Australia is planning a 12-week interval between the two shots, which is the same schedule that the U.K. is choosing to follow.
It appears that the immune response gets stronger as the window between the two doses is longer than eight weeks, said Mene Pangalos, Astrazeneca’s executive vice president for Biopharmaceuticals R&D.
“I think the data clearly supports a longer dose interval,” concurred Griffin. “And while some people are saying 12 weeks is going to be difficult logistically, I think having the flexibility there will enable us to cope with a number of different situations.”
“In Australia, we're very fortunate our situation is under control at the moment, but as we've seen in many countries, that can potentially change, so I think the flexibility there makes sense.”
Astrazeneca is already working on next-generation variants, and clinical trial results should start to roll in by early spring next year, said Pangalos.
And in terms of regulatory requirements for the new variants, companies won’t need to conduct vaccine efficacy studies but instead will need to show compatibility in terms of immune response and the ability to neutralize both the new variants and existing variants, he said.

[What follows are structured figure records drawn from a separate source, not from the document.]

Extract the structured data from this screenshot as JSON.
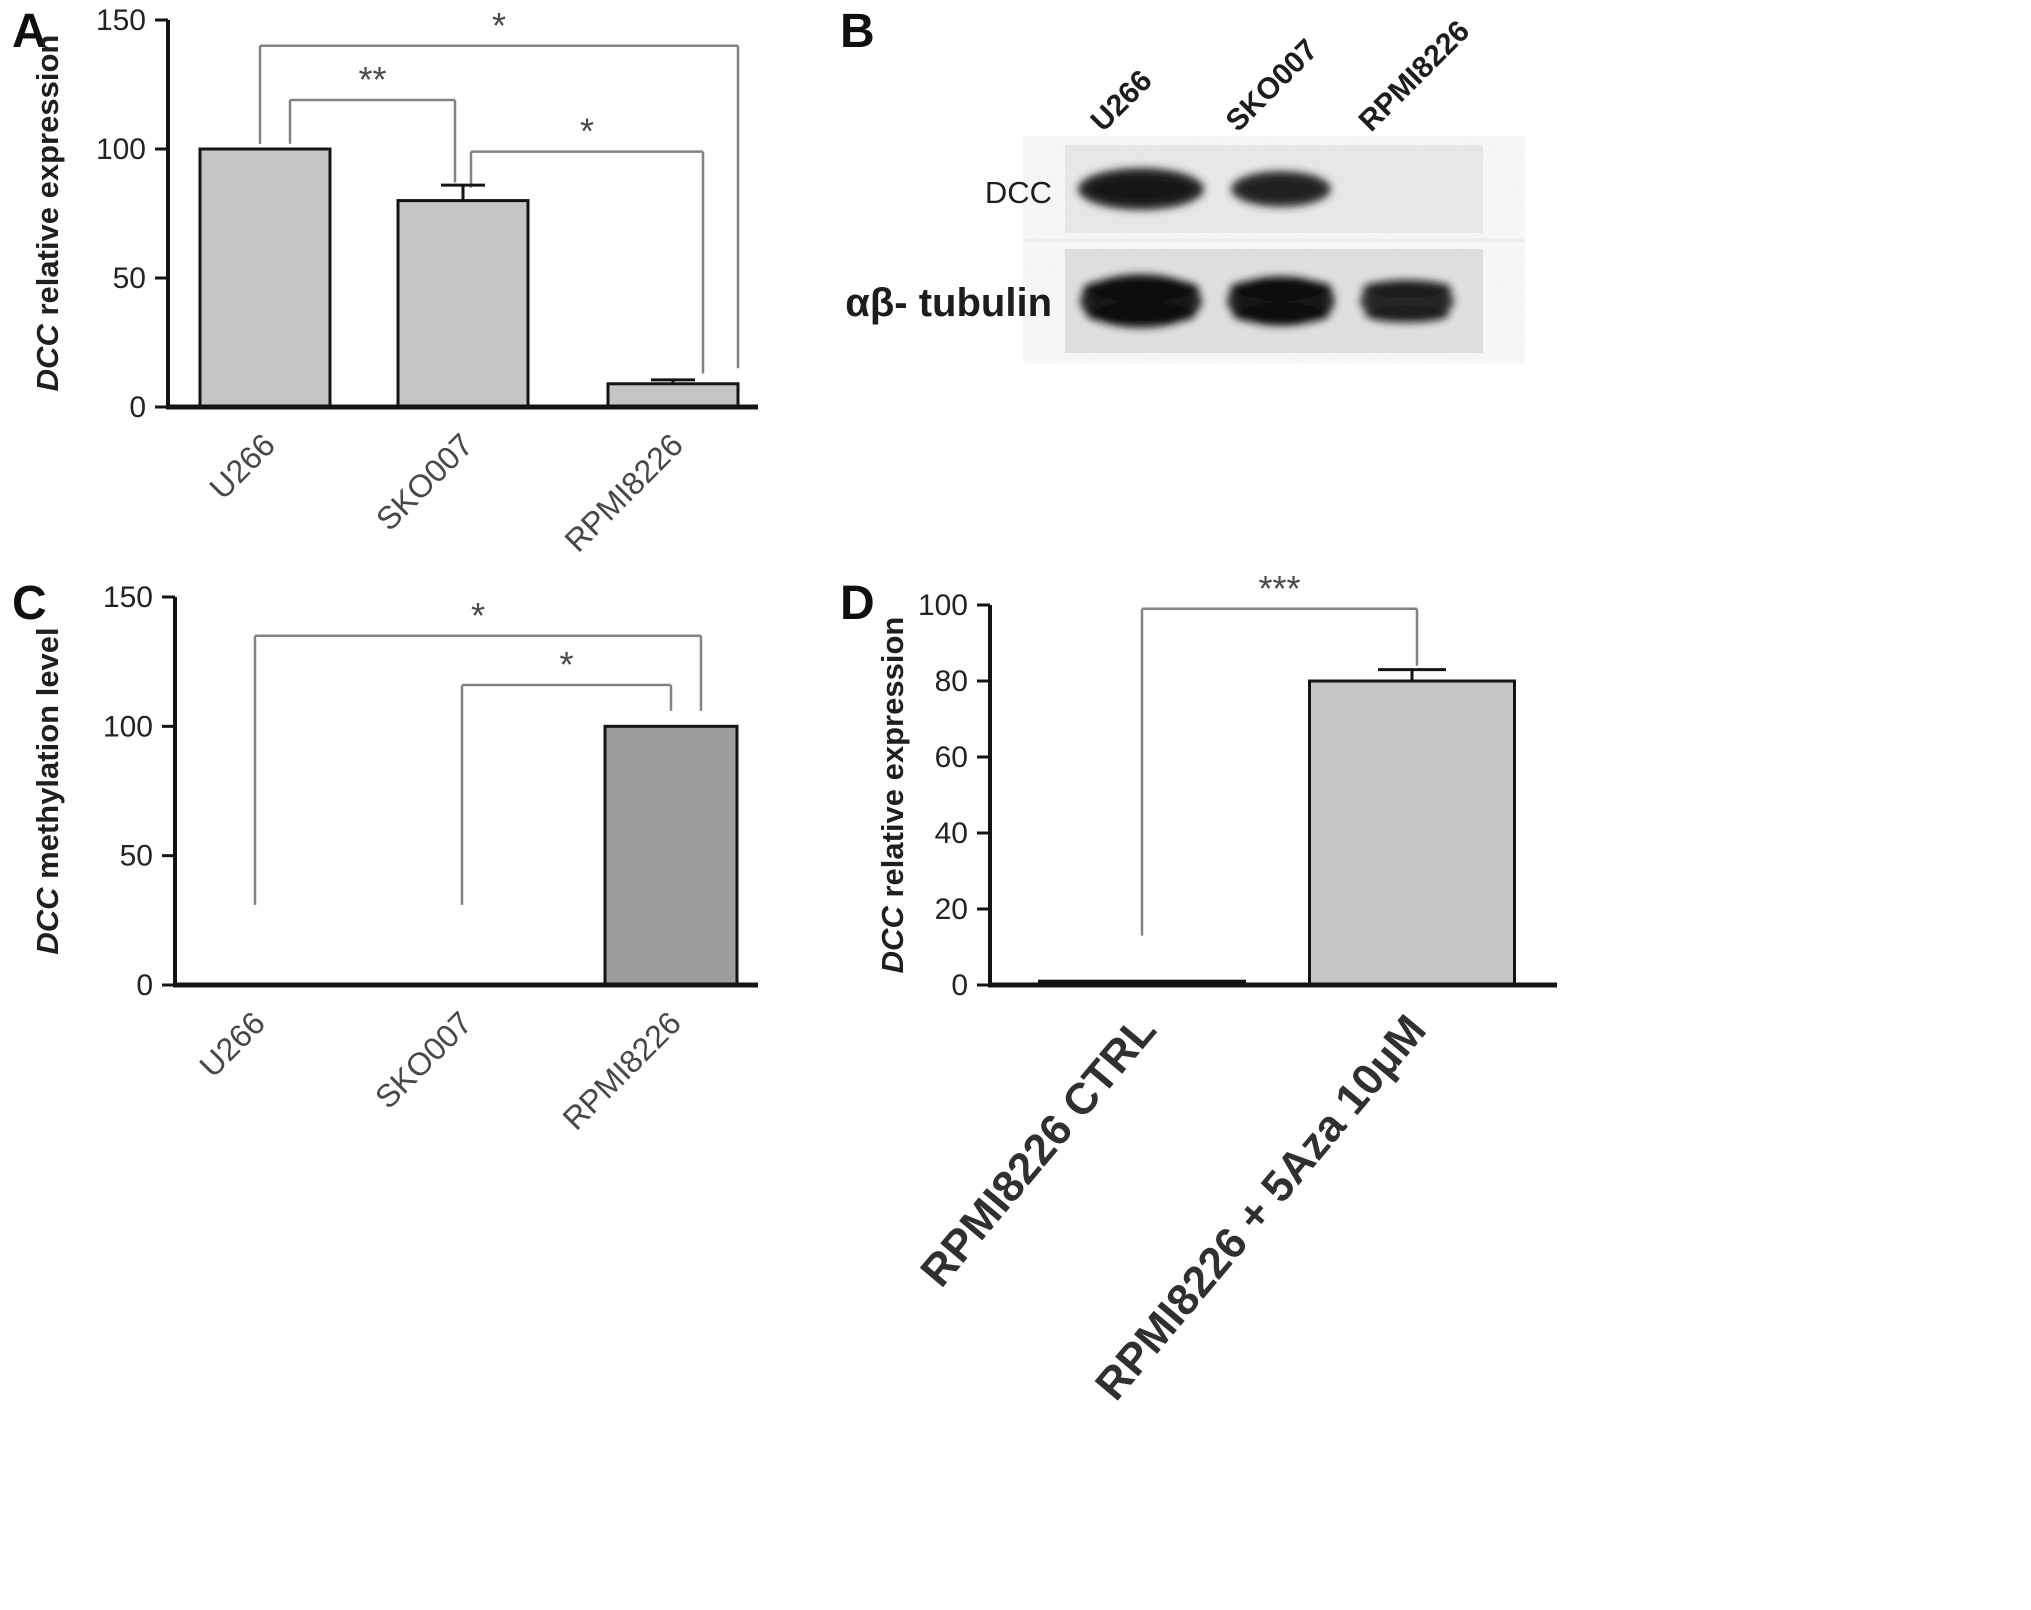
{
  "figure": {
    "background": "#ffffff",
    "panel_labels": {
      "a": "A",
      "b": "B",
      "c": "C",
      "d": "D"
    }
  },
  "chart_data": [
    {
      "id": "chart-a",
      "panel": "A",
      "type": "bar",
      "title": "",
      "ylabel": [
        {
          "text": "DCC",
          "italic": true
        },
        {
          "text": " relative expression",
          "italic": false
        }
      ],
      "xlabel": "",
      "categories": [
        "U266",
        "SKO007",
        "RPMI8226"
      ],
      "values": [
        100,
        80,
        9
      ],
      "errors": [
        0,
        6,
        1.5
      ],
      "ylim": [
        0,
        150
      ],
      "yticks": [
        0,
        50,
        100,
        150
      ],
      "grid": false,
      "legend": "none",
      "bar_colors": [
        "#c5c5c5",
        "#c5c5c5",
        "#c5c5c5"
      ],
      "axis_color": "#141414",
      "bracket_color": "#838383",
      "significance": [
        {
          "label": "**",
          "from": 0,
          "to": 1,
          "y": 119,
          "drop_from": 102,
          "drop_to": 87
        },
        {
          "label": "*",
          "from": 0,
          "to": 2,
          "y": 140,
          "drop_from": 102,
          "drop_to": 15
        },
        {
          "label": "*",
          "from": 1,
          "to": 2,
          "y": 99,
          "drop_from": 85,
          "drop_to": 13
        }
      ]
    },
    {
      "id": "chart-c",
      "panel": "C",
      "type": "bar",
      "title": "",
      "ylabel": [
        {
          "text": "DCC",
          "italic": true
        },
        {
          "text": " methylation level",
          "italic": false
        }
      ],
      "xlabel": "",
      "categories": [
        "U266",
        "SKO007",
        "RPMI8226"
      ],
      "values": [
        0,
        0,
        100
      ],
      "errors": [
        0,
        0,
        0
      ],
      "ylim": [
        0,
        150
      ],
      "yticks": [
        0,
        50,
        100,
        150
      ],
      "grid": false,
      "legend": "none",
      "bar_colors": [
        "#9c9c9c",
        "#9c9c9c",
        "#9c9c9c"
      ],
      "axis_color": "#141414",
      "bracket_color": "#838383",
      "significance": [
        {
          "label": "*",
          "from": 0,
          "to": 2,
          "y": 135,
          "drop_from": 31,
          "drop_to": 106
        },
        {
          "label": "*",
          "from": 1,
          "to": 2,
          "y": 116,
          "drop_from": 31,
          "drop_to": 106
        }
      ]
    },
    {
      "id": "chart-d",
      "panel": "D",
      "type": "bar",
      "title": "",
      "ylabel": [
        {
          "text": "DCC",
          "italic": true
        },
        {
          "text": " relative expression",
          "italic": false
        }
      ],
      "xlabel": "",
      "categories": [
        "RPMI8226 CTRL",
        "RPMI8226 + 5Aza 10μM"
      ],
      "values": [
        1,
        80
      ],
      "errors": [
        0,
        3
      ],
      "ylim": [
        0,
        100
      ],
      "yticks": [
        0,
        20,
        40,
        60,
        80,
        100
      ],
      "grid": false,
      "legend": "none",
      "bar_colors": [
        "#111111",
        "#c5c5c5"
      ],
      "axis_color": "#141414",
      "bracket_color": "#838383",
      "significance": [
        {
          "label": "***",
          "from": 0,
          "to": 1,
          "y": 99,
          "drop_from": 13,
          "drop_to": 84
        }
      ]
    }
  ],
  "western_blot": {
    "panel": "B",
    "lane_labels": [
      "U266",
      "SKO007",
      "RPMI8226"
    ],
    "rows": [
      {
        "label": "DCC",
        "band_intensities": [
          1,
          0.95,
          0
        ]
      },
      {
        "label": "αβ- tubulin",
        "band_intensities": [
          1,
          1,
          0.92
        ]
      }
    ],
    "box_colors": [
      "#eaeaea",
      "#e2e2e2"
    ],
    "band_color": "#161616"
  }
}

“In terms of supply chain, the good news is the supply chains are up and running now around the world, so it becomes a matter of deciding which vaccine you want to make and either switching one out for the other, or having … two vaccines running in parallel, but the process will be the same as it is for the current ChAdOx vaccine that we have going.”
When asked about adverse events with respect to the ChAdOx vaccine, Pangalos said that both the EMA and the U.K.’s Medicines and Healthcare products Regulatory Agency concluded that there was no cause to think that the vaccine was causing blood clots. Both regulators “agreed that there was no signal and that we should continue to vaccinate with our vaccine around the world.”
“But it's important that we continue to monitor safety signals, understand them, and continue to give the public confidence that the vaccines are safe,” he added. “That will never stop. In one year, two years, three years, we will always continue to monitor for signals ... And the regulators will demand it.”
The TGA also released a statement outlining that it believes the link with the receipt of the vaccine and those events has not been confirmed, “yet they are continuing to closely monitor, as they do with all such events,” Griffin said. “It would clearly not be in anyone’s interest to recommend a vaccine in which they were not genuinely completely confident in its safety, whether that be the manufacturer or relevant regulators.”
When questioned about the U.S. phase III results that were recently reported, Pangalos said that interim results were called “because we had a very convincing set of data, and so the independent board that was reviewing the data wanted us to be unblinded. The results that we will ultimately submit to the FDA … will be the full primary analysis, but with the 141 events that we have as the interim, we have a highly positive study.”
“The results aren't going to change,” he said. “We have a vaccine that demonstrated 79% efficacy in the population against symptomatic disease. It showed 80% vaccine efficacy in the over 65s. And they had 100% efficacy against severe COVID disease and hospitalizations.”